Second Season ends with an extended sequence in which they waddle around the stage with bottles of water clamped between their legs, using them to urinate into glasses which they then drink from. They do this over and over, and it’s difficult to fully convey how delightful this is. The four are skilled physical comedians and the commitment to the peeing is not only impressive, it’s fucking hilarious. The whole show was a blast. I laughed and laughed. But underlying that laughter the performance wants us to think about laughter, its relationship with complacency and the responsibility of artists with the right on the rise in Europe. I suspect this was particularly resonant in Dresden, home of anti-Islam Pegida movement and where, in 2019, city councillors declared a "'Nazinotstand', a Nazi emergency. This is a very live issue in the city. On my last day there, while wandering around Neustadt, I walked into antifascist protest, a vocal show of resistance.

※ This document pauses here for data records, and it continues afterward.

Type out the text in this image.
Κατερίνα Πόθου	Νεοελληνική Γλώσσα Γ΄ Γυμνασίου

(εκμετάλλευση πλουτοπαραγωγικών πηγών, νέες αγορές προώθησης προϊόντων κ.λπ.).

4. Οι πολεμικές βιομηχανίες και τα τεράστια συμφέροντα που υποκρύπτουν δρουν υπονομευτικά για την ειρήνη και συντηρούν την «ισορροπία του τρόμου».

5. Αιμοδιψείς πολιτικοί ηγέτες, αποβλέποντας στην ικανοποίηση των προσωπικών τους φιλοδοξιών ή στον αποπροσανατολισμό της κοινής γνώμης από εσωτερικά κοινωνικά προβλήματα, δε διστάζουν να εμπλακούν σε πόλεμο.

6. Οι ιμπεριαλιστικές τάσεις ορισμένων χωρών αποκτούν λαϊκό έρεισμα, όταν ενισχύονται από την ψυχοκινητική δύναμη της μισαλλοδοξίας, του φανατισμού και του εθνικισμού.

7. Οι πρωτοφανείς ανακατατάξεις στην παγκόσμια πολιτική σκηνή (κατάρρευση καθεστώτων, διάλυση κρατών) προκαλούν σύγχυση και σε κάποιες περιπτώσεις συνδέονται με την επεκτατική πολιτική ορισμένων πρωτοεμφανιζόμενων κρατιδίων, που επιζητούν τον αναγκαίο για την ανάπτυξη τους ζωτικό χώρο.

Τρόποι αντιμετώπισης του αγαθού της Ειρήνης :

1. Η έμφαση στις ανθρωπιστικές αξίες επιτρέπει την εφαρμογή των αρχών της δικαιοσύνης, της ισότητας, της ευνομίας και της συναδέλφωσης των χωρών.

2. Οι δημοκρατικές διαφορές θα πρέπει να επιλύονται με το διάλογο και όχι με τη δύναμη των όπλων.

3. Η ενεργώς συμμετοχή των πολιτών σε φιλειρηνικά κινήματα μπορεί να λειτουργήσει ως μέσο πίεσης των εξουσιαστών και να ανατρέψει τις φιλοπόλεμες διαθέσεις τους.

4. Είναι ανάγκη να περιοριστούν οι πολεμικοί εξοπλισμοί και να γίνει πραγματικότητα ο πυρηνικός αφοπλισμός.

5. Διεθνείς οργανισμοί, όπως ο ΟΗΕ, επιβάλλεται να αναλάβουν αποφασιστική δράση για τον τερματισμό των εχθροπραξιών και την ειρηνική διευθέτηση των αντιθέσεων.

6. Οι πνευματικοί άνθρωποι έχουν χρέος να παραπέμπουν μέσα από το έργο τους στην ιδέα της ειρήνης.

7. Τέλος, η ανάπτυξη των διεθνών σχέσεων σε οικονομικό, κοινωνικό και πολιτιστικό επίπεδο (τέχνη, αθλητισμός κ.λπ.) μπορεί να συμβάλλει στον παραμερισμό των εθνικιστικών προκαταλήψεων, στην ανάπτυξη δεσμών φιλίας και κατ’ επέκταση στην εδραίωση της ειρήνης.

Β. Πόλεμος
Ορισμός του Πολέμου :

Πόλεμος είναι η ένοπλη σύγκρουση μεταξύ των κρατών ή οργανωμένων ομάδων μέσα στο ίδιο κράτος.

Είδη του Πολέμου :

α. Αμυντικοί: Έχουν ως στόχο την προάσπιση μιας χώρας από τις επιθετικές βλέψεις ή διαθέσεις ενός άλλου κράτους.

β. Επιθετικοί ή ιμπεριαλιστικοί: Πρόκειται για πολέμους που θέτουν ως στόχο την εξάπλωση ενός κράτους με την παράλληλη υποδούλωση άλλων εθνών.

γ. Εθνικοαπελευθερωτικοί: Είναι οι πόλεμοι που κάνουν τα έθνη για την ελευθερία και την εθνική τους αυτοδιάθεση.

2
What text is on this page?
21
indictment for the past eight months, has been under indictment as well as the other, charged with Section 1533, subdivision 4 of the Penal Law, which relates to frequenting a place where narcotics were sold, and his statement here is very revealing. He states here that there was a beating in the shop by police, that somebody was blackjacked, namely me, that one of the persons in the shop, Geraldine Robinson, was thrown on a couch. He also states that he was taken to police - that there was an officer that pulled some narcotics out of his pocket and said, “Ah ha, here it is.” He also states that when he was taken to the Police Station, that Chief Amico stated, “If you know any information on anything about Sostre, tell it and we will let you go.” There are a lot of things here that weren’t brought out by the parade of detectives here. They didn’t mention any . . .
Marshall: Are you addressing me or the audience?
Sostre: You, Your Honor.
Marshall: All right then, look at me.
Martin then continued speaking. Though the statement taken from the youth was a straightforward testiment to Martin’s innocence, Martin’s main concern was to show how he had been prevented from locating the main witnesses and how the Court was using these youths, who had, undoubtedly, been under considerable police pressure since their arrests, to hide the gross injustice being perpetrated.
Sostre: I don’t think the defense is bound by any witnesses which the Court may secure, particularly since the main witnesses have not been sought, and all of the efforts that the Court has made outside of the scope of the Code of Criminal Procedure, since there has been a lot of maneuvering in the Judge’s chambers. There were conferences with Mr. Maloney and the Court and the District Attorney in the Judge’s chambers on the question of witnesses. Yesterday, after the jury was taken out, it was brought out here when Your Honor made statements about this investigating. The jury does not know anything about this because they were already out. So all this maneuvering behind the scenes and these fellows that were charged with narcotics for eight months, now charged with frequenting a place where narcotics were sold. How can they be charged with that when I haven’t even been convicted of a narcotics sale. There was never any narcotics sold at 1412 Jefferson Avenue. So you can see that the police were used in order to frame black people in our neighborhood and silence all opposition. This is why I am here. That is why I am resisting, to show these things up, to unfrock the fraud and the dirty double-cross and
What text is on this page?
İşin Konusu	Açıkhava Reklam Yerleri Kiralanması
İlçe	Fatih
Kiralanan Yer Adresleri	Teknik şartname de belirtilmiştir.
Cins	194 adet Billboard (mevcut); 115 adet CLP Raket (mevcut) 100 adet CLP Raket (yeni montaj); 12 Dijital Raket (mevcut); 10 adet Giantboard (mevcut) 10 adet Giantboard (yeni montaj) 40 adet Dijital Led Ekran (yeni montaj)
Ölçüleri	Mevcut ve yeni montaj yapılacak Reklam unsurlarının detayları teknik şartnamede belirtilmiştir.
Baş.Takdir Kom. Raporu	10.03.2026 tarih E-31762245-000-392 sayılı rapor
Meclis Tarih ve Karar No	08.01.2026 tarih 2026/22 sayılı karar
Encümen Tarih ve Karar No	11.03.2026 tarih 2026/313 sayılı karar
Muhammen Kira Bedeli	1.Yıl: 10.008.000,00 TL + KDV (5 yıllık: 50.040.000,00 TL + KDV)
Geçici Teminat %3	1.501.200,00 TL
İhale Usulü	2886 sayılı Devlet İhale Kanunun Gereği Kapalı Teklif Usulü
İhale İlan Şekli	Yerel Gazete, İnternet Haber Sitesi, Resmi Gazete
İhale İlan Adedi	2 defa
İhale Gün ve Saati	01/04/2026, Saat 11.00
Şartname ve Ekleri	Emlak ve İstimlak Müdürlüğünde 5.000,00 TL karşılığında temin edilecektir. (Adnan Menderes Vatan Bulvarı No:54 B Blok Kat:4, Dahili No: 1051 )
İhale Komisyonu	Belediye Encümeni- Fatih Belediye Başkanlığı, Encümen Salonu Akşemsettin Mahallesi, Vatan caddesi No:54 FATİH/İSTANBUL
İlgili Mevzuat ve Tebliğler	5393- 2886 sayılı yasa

In case you couldn’t already tell, I found my experience at Fast Forward invigorating. The care which curator Charlotte Orti von Havranek puts into the programme is evident and the work was tonally varied, often visually rich, formally playful and driven by a sense of excitement about what theatre is capable of being and doing.
This week in European theatre
Each week I do a small round-up of festivals, premieres and other exciting upcoming events. If you have recommendations for this section, please do let me know.
Rausch 2- The second iteration of the perception-expanding festival at Theater an der Ruhr sounds exciting. Merging theatre, performance, dance and film with art installations, talks and parties, the festival sees artists taking over the entire building from backstage offices to boiler room to the roof space, to open up the building and the audience’s minds. It runs from 3rd -19th November.
The Last Generation, or 120 Days of Sodom – Milo Rau’s new production, a collaboration with Théâtre de Liège and Theater Stap, a Flemish company for actors with learning disabilities, uses Pasolini’s adaptation of a book by the Marquis de Sade for a typically confrontational production. It premiered at Théâtre de Liège from 5th November, where it plays until 9th ahead of a Belgian tour.
Festival TNB – Every November the Théâtre National de Bretagne holds a cross-disciplinary festival featuring theatre, dance, film and music. This year’s programme, which takes place between 15th and 29th November, includes Australia’s Ibsen award-winning Back to Back Theatre with The Shadow Whose Prey the Hunter Becomes – I interviewed the company about this piece for The Stage last year - Vincent Macaigne’s Before the Terror, a version of Richard III and Grand Palais, a music-infused piece about the suicide of Francis Bacon’s lover, George Dyer.